С развитием советской власти суверенность, закрепленная в Конституции, оказалась такой же иллюзорной, как и право на выход. Объявив о суверенитете или о восстановлении суверенитета, различные республики тем самым заявили о своем праве пересмотреть Союзный Договор на своих собственных, а не московских, условиях. Горбачев обещал создать «подлинную федерацию» на добровольной основе, но к лету 1990 года стало ясно, что переговорный процесс представлялся ему как ведущийся между центром и различными республиками, причем во всем, что касалось раздела власти, последнее слово было за центром. Все большее число руководителей республик считали, что выйдет у него наоборот: они стали соглашаться с Ельцинской логикой, по которой различные республики как суверенные образования должны между собой решить, какого рода союз им требуется, а потом навязать свою волю центру.
Горбачев, разумеется, не мог оспаривать принцип суверенитета союзных республик. Обращаясь к Съезду народных депутатов РСФСР 23 мая 1990 года, он похвалил их за постановку этого вопроса и объявил о своей полной поддержке «стремления укрепить суверенитет РСФСР». Затем он перечислил меры, которые считал желательными, такие, как укрепление власти избираемых органов (советов) на всех уровнях, предоставление хозяйственных ресурсов в распоряжение республик и улучшение культурной жизни различных национальных групп. Ни одна из Горбачевских рекомендаций не была нацелена на укрепление автономии республики.

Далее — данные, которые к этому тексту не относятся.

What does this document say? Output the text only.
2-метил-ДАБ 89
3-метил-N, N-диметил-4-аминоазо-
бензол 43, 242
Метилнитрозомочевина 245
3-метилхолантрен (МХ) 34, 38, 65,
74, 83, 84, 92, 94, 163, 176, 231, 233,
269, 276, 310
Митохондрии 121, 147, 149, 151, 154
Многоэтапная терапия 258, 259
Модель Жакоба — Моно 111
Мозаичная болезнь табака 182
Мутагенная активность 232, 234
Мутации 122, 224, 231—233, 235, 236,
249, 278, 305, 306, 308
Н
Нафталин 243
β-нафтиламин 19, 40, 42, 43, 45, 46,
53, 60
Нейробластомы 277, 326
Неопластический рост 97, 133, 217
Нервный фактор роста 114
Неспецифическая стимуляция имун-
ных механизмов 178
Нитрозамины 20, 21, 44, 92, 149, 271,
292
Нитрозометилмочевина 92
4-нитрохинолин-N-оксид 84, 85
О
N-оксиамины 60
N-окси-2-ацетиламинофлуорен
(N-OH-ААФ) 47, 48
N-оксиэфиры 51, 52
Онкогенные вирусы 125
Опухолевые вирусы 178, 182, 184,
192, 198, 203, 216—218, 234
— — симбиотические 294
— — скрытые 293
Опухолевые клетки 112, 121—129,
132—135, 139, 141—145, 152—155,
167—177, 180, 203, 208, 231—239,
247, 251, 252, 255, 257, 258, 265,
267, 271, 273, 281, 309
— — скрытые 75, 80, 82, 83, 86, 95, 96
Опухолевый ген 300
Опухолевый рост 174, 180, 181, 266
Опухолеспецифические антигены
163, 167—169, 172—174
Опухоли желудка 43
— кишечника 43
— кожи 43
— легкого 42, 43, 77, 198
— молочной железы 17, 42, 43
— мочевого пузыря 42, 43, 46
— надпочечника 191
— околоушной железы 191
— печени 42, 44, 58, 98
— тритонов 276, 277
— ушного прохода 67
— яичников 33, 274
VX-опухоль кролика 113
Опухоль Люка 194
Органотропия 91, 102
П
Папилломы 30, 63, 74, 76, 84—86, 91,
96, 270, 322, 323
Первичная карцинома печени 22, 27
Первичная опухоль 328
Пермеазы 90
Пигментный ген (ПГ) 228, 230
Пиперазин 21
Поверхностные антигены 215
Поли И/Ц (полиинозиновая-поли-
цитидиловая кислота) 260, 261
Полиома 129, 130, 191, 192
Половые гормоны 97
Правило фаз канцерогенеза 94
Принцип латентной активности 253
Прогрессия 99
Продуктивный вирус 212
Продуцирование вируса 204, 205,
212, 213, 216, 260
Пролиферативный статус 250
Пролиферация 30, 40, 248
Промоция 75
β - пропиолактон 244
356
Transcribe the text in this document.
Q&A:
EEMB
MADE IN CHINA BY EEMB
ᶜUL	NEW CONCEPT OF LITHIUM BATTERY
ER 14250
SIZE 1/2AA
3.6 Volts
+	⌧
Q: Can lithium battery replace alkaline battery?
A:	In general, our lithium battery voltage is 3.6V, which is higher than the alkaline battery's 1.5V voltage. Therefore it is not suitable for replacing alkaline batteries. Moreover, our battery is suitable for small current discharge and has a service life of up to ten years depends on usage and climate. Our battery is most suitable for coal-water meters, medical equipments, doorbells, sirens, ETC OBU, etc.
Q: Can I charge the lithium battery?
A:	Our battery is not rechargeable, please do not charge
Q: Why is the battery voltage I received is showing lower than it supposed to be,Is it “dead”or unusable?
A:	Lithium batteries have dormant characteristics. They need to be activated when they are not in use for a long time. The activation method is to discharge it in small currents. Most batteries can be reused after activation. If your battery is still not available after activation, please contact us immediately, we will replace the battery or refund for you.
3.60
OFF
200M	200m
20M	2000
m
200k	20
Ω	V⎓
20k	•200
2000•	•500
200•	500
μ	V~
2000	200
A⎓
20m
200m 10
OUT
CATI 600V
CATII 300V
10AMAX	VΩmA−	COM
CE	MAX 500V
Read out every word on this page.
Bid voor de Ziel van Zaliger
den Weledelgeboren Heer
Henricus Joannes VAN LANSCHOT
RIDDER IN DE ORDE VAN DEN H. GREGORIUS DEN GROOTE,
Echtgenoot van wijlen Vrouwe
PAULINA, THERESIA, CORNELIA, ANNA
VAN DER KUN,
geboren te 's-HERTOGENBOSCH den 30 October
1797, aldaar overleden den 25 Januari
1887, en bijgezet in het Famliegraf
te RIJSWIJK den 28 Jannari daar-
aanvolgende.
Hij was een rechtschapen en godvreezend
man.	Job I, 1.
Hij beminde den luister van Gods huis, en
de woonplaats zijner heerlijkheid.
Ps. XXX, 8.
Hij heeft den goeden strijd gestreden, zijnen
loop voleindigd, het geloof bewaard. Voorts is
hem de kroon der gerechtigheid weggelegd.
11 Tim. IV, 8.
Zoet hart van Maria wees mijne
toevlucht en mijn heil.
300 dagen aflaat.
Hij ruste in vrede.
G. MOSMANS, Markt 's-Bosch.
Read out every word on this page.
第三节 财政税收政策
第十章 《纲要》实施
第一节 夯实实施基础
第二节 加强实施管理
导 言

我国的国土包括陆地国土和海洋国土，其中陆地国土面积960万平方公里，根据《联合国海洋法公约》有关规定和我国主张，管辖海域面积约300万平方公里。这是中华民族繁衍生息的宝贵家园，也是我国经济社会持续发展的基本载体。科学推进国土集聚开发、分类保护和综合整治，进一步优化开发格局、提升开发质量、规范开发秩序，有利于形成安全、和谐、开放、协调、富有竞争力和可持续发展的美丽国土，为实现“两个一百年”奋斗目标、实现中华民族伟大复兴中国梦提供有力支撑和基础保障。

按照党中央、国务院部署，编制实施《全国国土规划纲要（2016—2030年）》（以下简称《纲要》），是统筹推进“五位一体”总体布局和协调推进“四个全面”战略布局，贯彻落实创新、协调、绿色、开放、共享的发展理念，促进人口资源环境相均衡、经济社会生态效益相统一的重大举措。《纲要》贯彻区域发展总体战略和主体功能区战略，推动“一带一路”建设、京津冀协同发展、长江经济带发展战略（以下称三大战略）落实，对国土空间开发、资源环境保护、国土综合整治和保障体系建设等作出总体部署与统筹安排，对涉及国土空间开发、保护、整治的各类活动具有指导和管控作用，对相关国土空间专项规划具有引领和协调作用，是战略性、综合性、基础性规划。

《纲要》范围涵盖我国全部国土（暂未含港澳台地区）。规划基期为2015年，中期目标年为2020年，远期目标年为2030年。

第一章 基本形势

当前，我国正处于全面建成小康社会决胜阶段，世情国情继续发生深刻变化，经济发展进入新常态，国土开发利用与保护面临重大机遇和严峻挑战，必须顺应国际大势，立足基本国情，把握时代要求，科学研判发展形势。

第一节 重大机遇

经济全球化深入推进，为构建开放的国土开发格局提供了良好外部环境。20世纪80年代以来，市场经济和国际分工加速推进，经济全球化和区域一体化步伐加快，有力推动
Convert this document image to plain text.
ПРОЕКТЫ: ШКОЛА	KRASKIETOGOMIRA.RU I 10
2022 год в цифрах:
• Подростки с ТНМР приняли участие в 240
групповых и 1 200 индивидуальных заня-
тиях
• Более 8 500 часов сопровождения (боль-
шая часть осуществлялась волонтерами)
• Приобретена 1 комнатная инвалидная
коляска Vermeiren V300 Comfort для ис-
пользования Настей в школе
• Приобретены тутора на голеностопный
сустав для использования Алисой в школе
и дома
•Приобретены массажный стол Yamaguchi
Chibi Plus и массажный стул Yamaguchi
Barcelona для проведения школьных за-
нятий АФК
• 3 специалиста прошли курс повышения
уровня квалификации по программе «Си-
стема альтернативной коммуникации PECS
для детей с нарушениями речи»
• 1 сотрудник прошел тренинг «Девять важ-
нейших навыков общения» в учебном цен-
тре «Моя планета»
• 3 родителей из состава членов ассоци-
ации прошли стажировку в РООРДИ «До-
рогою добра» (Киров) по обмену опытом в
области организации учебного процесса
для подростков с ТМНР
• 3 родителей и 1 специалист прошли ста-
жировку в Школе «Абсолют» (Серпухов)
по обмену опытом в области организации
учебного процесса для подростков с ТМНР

Этого он, разумеется, не допускал, хотя и утверждал, что различие между его и Ельцинской концепциями суверенитета кроется в отношении к социализму. Ельцин, доказывал Горбачев, стоял за то, чтобы отбросить социализм и даже советскую власть, и он указывал на то, что Ельцин предложил сменить название РСФСР на просто «Российскую Республику», выбросив из него сразу и «Социалистическая» и «Советская». Такое понимание суверенитета, подытоживал Горбачев, может привести только к краху Союза.
Это замечание, несомненно, рассматривавшееся в качестве неотразимого аргумента против предложения Ельцина, не было столь пророческим, каким казалось. Отказ от «социализма» и советской формы правления не приводил автоматически к краху Советского Союза. Не пройдет и года, как Горбачев сам предложит переименовать СССР в Союз Суверенных Государств, опустив оба определения, которые всего год назад считал столь необходимыми.
Избрание Бориса Ельцина председателем парламента РСФСР в сочетании с принятием поддержанной им декларации о суверенитете преобразило его политическую дуэль с Горбачевым. Он был уже не просто председателем какой-то относительно малозначимой законодательной комиссии в Верховном Совете СССР или мнимым лидером некоей оппозиции, все еще хилой и лишенной организации, а руководителем крупнейшей в СССР союзной республики. Прежде Ельцин стремился заставить Горбачева вернуть его в советское руководство и прислушаться к его советам. Теперь же у него была своя, не зависимая от Горбачева, основа власти. Сумей Ельцин взять под контроль свой собственный разобщенный законодательный орган, сумей сойтись ради общего дела с руководителями других республик, и он вынудил бы Горбачева поделиться большей частью своей власти, и – в случае неудачи – поставить под вопрос существование самого Союза. Политическая игра между ними приобрела куда больший, чем прежде, характер перетяжки каната, хотя Горбачев, похоже, относился к ней так еще с 1987 года.
Возможность добраться до Горбачева путем разрушения Союза в 1990 году была еще не очевидной. На деле, Ельцин неоднократно – и, верю, искренне – утверждал, что Россия не должна понуждать союз к развалу. Того же мнения придерживались и большинство его сторонников. Они рассматривали победу Ельцина и российскую декларацию о суверенитете как средство подтолкнуть Горбачева к дальнейшей децентрализации процесса принятия хозяйственных решений и к экономической реформе в сотрудничестве с Ельциным.
Реформаторы, бывшие членами Межрегиональной группы на Съезде народных депутатов СССР и Демократической России на вновь избранном Съезде РСФСР, полагали, что прежде всего им необходимо способствовать сотрудничеству между Горбачевым и Ельциным. Их обеспокоенность возросла, когда Горбачев, похоже, обратился против реформаторов в партии, когда он подверг нападкам ad hominem критиков своего предложения о президентстве и одобрил циркуляр Центрального Комитета, призвавший их выйти из партии. Кое с кем из реформаторов я виделся почти ежедневно, и едва ли не в каждом разговоре не обходилось без ссылок на необходимость политического воссоединения Горбачева с Ельциным.